Former Google CEO Eric Schmidt famously said: “Many people think our main competition is Bing or Yahoo. But, really, our biggest search competitor is Amazon.”

If Amazon’s search results represent a bigger and better inventory of products – and a large number of users think they do – Google knows it will have to ensure it is providing the best possible information in every other area in order to remain competitive.

Recent infrastructure updates like Hummingbird mark a shift in the way Google processes its search results – not just the order in which they are returned – and the search engine is putting its faith in Giannandrea to take this even further.

Google has historically relied on the appearance of searchers’ keyword queries within the copy and meta data of a webpage to determine relevance – in other words, whether the webpage answers the user’s question. This parroting of queries led to websites like Yahoo Answers dominating uncompetitive search queries regardless of the quality of the information – simply because the page contained more or less the exact question plus some form of answer.

Google’s rich answers have made Yahoo Answers and similar sites less prevalent. If a searcher wants a simple, single sentence answer to their query it will be right there above the search results, negating the need to click through. If the searcher wanted something else they’re more than welcome to click on another result, starving Q&A sites of traffic and shuffling them down the search results.

What Giannandrea has delivered in RankBrain – and Singhal with Hummingbird in 2013 – is the ability to discern what a searcher is likely to prefer in the results, based not on the copy on the page, but on intent.

Hummingbird used associations between concepts to determine what the likely answer to a question will be instead of parroting back the question; RankBrain applied this principle to search queries that have never been asked before – amounting to more than 15 per cent of the queries entered each day.

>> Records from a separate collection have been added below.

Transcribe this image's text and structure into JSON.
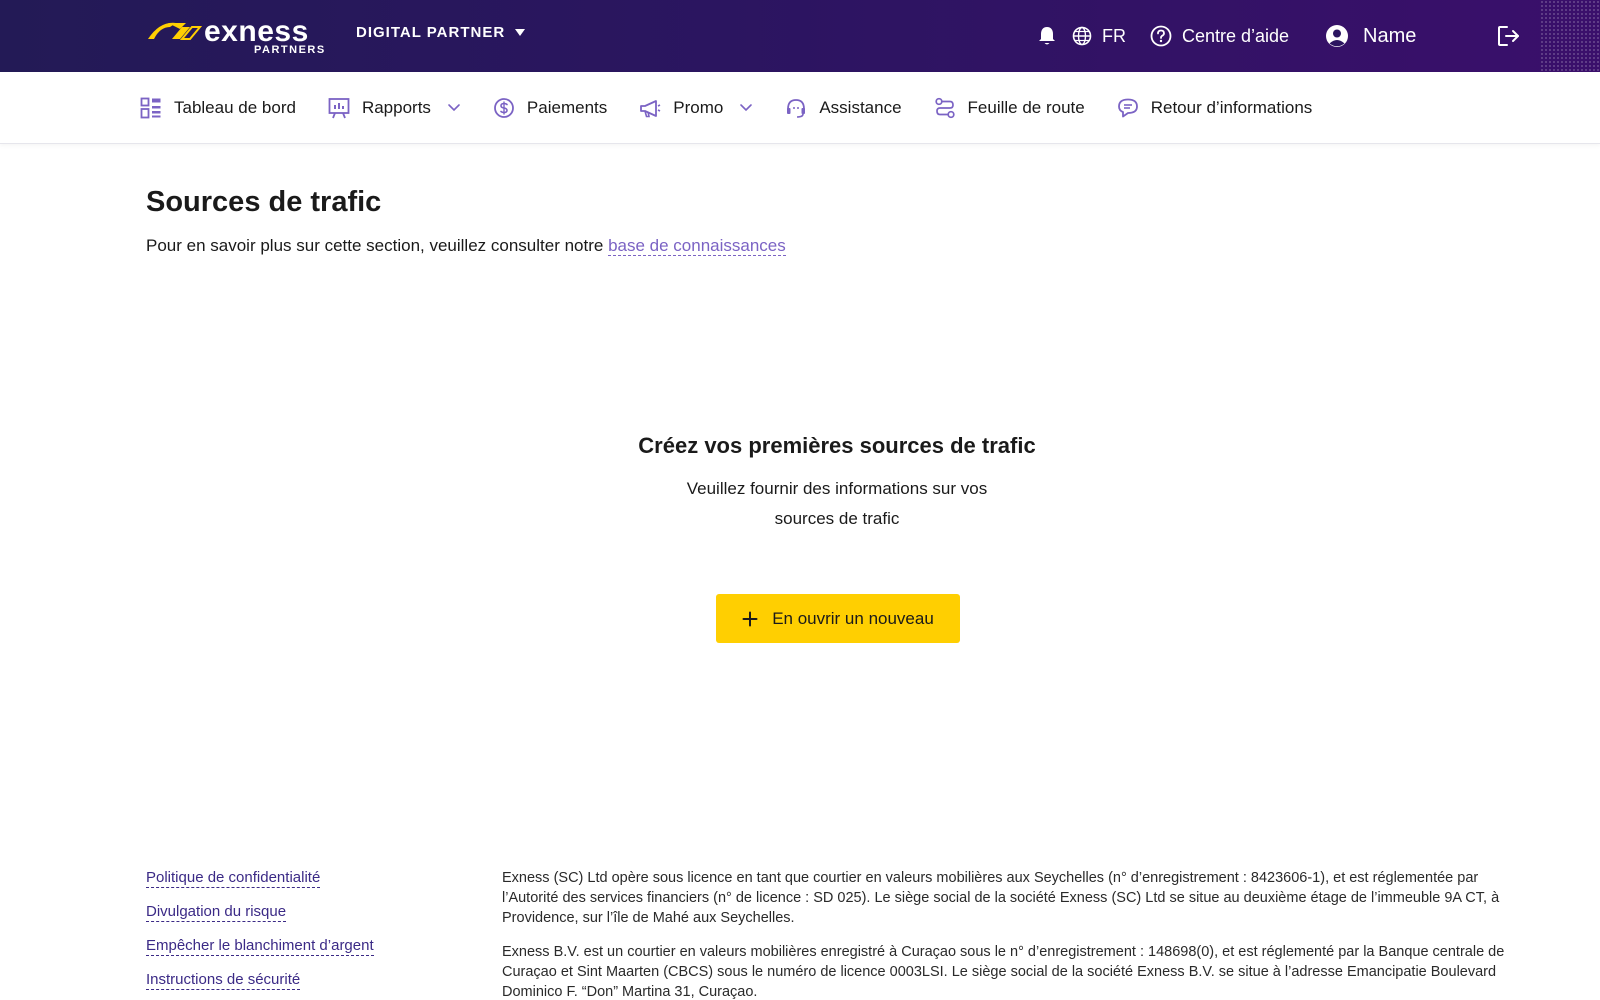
{
  "brand": {
    "name": "exness",
    "sub": "PARTNERS",
    "accent": "#ffcf01",
    "header_bg": "#2b1560",
    "link_color": "#7b63c4"
  },
  "topbar": {
    "program_label": "DIGITAL PARTNER",
    "language": "FR",
    "help_label": "Centre d’aide",
    "user_name": "Name"
  },
  "nav": {
    "items": [
      {
        "label": "Tableau de bord",
        "icon": "dashboard-icon"
      },
      {
        "label": "Rapports",
        "icon": "reports-icon",
        "dropdown": true
      },
      {
        "label": "Paiements",
        "icon": "dollar-icon"
      },
      {
        "label": "Promo",
        "icon": "megaphone-icon",
        "dropdown": true
      },
      {
        "label": "Assistance",
        "icon": "support-icon"
      },
      {
        "label": "Feuille de route",
        "icon": "roadmap-icon"
      },
      {
        "label": "Retour d’informations",
        "icon": "feedback-icon"
      }
    ]
  },
  "main": {
    "title": "Sources de trafic",
    "intro_text": "Pour en savoir plus sur cette section, veuillez consulter notre ",
    "intro_link": "base de connaissances",
    "empty_title": "Créez vos premières sources de trafic",
    "empty_text": "Veuillez fournir des informations sur vos sources de trafic",
    "cta_label": "En ouvrir un nouveau"
  },
  "footer": {
    "links": [
      "Politique de confidentialité",
      "Divulgation du risque",
      "Empêcher le blanchiment d’argent",
      "Instructions de sécurité"
    ],
    "legal": [
      "Exness (SC) Ltd opère sous licence en tant que courtier en valeurs mobilières aux Seychelles (n° d’enregistrement : 8423606-1), et est réglementée par l’Autorité des services financiers (n° de licence : SD 025). Le siège social de la société Exness (SC) Ltd se situe au deuxième étage de l’immeuble 9A CT, à Providence, sur l’île de Mahé aux Seychelles.",
      "Exness B.V. est un courtier en valeurs mobilières enregistré à Curaçao sous le n° d’enregistrement : 148698(0), et est réglementé par la Banque centrale de Curaçao et Sint Maarten (CBCS) sous le numéro de licence 0003LSI. Le siège social de la société Exness B.V. se situe à l’adresse Emancipatie Boulevard Dominico F. “Don” Martina 31, Curaçao."
    ]
  }
}
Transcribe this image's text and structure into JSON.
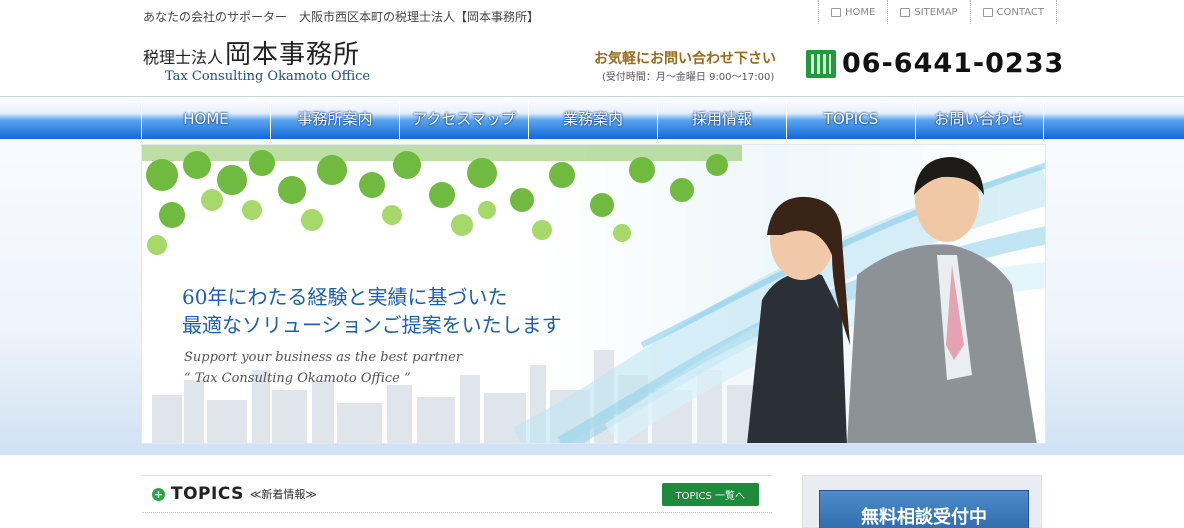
{
  "header": {
    "tagline": "あなたの会社のサポーター　大阪市西区本町の税理士法人【岡本事務所】",
    "logo_prefix": "税理士法人",
    "logo_name": "岡本事務所",
    "logo_en": "Tax Consulting Okamoto Office",
    "contact_title": "お気軽にお問い合わせ下さい",
    "contact_hours": "(受付時間：月～金曜日 9:00～17:00)",
    "phone": "06-6441-0233"
  },
  "util_links": [
    {
      "label": "HOME",
      "icon": "home-icon"
    },
    {
      "label": "SITEMAP",
      "icon": "sitemap-icon"
    },
    {
      "label": "CONTACT",
      "icon": "mail-icon"
    }
  ],
  "nav": [
    "HOME",
    "事務所案内",
    "アクセスマップ",
    "業務案内",
    "採用情報",
    "TOPICS",
    "お問い合わせ"
  ],
  "hero": {
    "headline_1": "60年にわたる経験と実績に基づいた",
    "headline_2": "最適なソリューションご提案をいたします",
    "sub_1": "Support your business as the best partner",
    "sub_2": "“ Tax Consulting Okamoto Office ”"
  },
  "topics": {
    "title": "TOPICS",
    "subtitle": "≪新着情報≫",
    "button": "TOPICS 一覧へ"
  },
  "sidebar": {
    "consult_label": "無料相談受付中"
  },
  "colors": {
    "nav_blue": "#1268d6",
    "accent_green": "#1e8a3c",
    "headline_blue": "#1c5fae",
    "contact_gold": "#9a6a1a"
  }
}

The appointment of Giannandrea shows that Google is serious about catering to these searchers – a key group of users if the search engine is to see off the challenge from Amazon.

According to 2012 Forrester research 39 per cent of purchases began with a search on Amazon versus a paltry 11 per cent on the world’s biggest search engine. Google knows that its users look to its organic search results for information that Amazon can’t provide – but in a fight to the death between e-commerce engines, Amazon beats AdWords hands down.

2011’s ‘Winning the Zero Moment of Truth’ Google whitepaper demonstrated the new mental model for purchases, where consumers used an average of 10 touchpoints before buying. Tellingly this had doubled since the previous year, so it’s safe to assume that Google knows exactly how much research is involved before a purchase in 2016.

The study stressed the need for brands to be involved at every stage of the path to purchase if they’re going to be seriously considered and the search engine knows it’s not exempt from this: relying on AdWords to enable its advertisers to sell their products is not enough to tempt searchers away from Amazon and help them to make a decision.

Google’s investment in AI and infrastructure for its algorithms shows that it’s serious about playing by its own rules.